Martin favorable à un conseiller à l'éthique indépendant

Paul Martin a franchi une nouvelle étape dans sa campagne pour succéder à Jean Chrétien. Il a présenté ses idées pour réformer le Parlement en cherchant à se distinguer de son chef sans le critiquer de plein fouet.

Ottawa - Après avoir passé des mois à parler vaguement de «déficit démocratique», Paul Martin a finalement précisé sa pensée hier en dénonçant la trop grande concentration du pouvoir entre les mains du premier ministre et en suggérant, comme un des remèdes, la création d'un poste de conseiller en éthique véritablement indépendant.

Le thème choisi pour son allocution prononcée devant des étudiants en droit de l'Université York avait de quoi plaire aux députés libéraux mais tout pour irriter le premier ministre qui se prépare à présenter un projet de loi sur l'éthique des parlementaires. Or, un des points litigieux au sein de son caucus touche le statut du conseiller en éthique.

Bien que Paul Martin ait pris soin de dire qu'il décrivait une culture politique née d'une dérive amorcée il y a 30 ans, certains de ces commentaires représentaient des critiques directes à l'endroit de Jean Chrétien.

«Le point central de cette culture peut être résumé en une simple question qui est vue comme la clé pour ouvrir toutes les portes à Ottawa: "Qui connaissez-vous au Bureau du premier ministre?" C'est inacceptable et doit être corrigé», a-t-il ainsi lancé.

Il a ensuite insisté sur la création d'un conseiller en éthique, une proposition qu'il avait lui-même inscrite dans le premier Livre rouge libéral, mais contre laquelle il a voté il y a plus d'un an. Mais en revenant à la charge maintenant, M. Martin ajoute à la pression que les députés exercent déjà sur le premier ministre pour qu'il aille en ce sens.

M. Martin a toutefois évité les attaques directes et longuement expliquer quelques-unes de ses idées. Ainsi, la Chambre des communes doit, à son avis, redevenir le lieu des débats fondamentaux et le député, le lien entre le peuple et le pouvoir exécutif. Pour cela, des réformes s'imposent, dit-il.

Il en a suggéré six:
- un allégement de la discipline de parti pour permettre davantage de votes libres;
- une étude des projets de loi en comité avant que la Chambre ne les adopte en principe;
- une nouvelle procédure pour l'étude des projets de loi des députés;
- des comités parlementaires plus indépendants;
- un examen préalable des nominations par les comités;
- un commissaire à l'éthique indépendant et imputable au Parlement.

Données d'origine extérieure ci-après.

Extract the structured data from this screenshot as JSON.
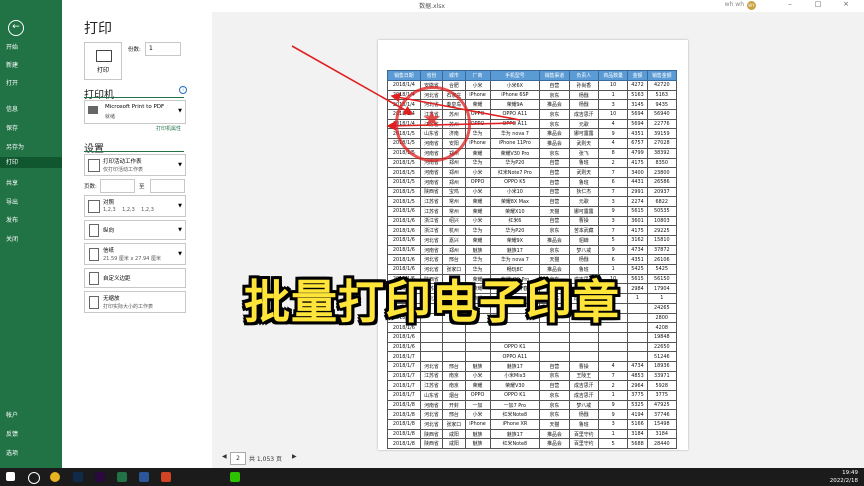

Selon M. Martin, ces réformes sont nécessaires pour contrer l'érosion lente de l'influence du député et les «sentiments d'aliénation, d'indifférence et même d'hostilité» des citoyens. La situation actuelle, où les députés finissent désillusionnés et «pris au piège d'un antagonisme aveugle», est un des facteurs, à son avis, de la chute continuelle de la participation des électeurs. Il a souligné qu'au cours des deux dernières élections fédérales, le nombre d'électeurs ayant appuyé le gouvernement était inférieur à celui de ceux qui avaient boudé les urnes.

Exclu du cabinet en juin pour avoir refusé de freiner son organisation, M. Martin s'en était tenu jusqu'à présent à des généralités. Ce premier énoncé substantiel coïncide avec l'annonce de la date du congrès au leadership, soit le 15 novembre 2003, et la levée prochaine de l'interdit imposé par M. Chrétien aux ministres désireux de se lancer dans la course. Après avoir pris une avance quasi insurmontable sur les plans organisationnel et financier, l'ancien ministre semble vouloir maintenant prendre les devants sur le front des politiques.

Ces éventuels adversaires John Manley et Allan Rock ont refusé de commenter. La ministre du Patrimoine, Sheila Copps, a soutenu, de son côté, qu'il n'existait pas de déficit démocratique. Par contre, a-t-elle ajouté, il y a toujours place à l'amélioration.

Les autres ministres se disaient ouverts au débat, mais refusaient farouchement de se prononcer sur le diagnostic posé par M. Martin. Contrairement aux ministres, les chefs des partis d'opposition avaient, eux, écouté le discours et parlaient de conversion soudaine mais insuffisante. Ils ont tous rappelé qu'en février 2001, M. Martin avait lui-même voté contre une motion reprenant mot pour mot la promesse du Livre rouge de créer un conseiller en éthique indépendant.

Et le chef bloquiste Gilles Duceppe de conclure: «Les surplus cachés pendant des années alors qu'il était ministre des Finances, ça c'est un grave déficit démocratique et s'il y a un responsable, c'est lui.»

L'allianciste Stephen Harper a pour sa part relevé que M. Martin n'avait rien dit sur l'élection des sénateurs, la démocratie directe et la réforme du mode de scrutin.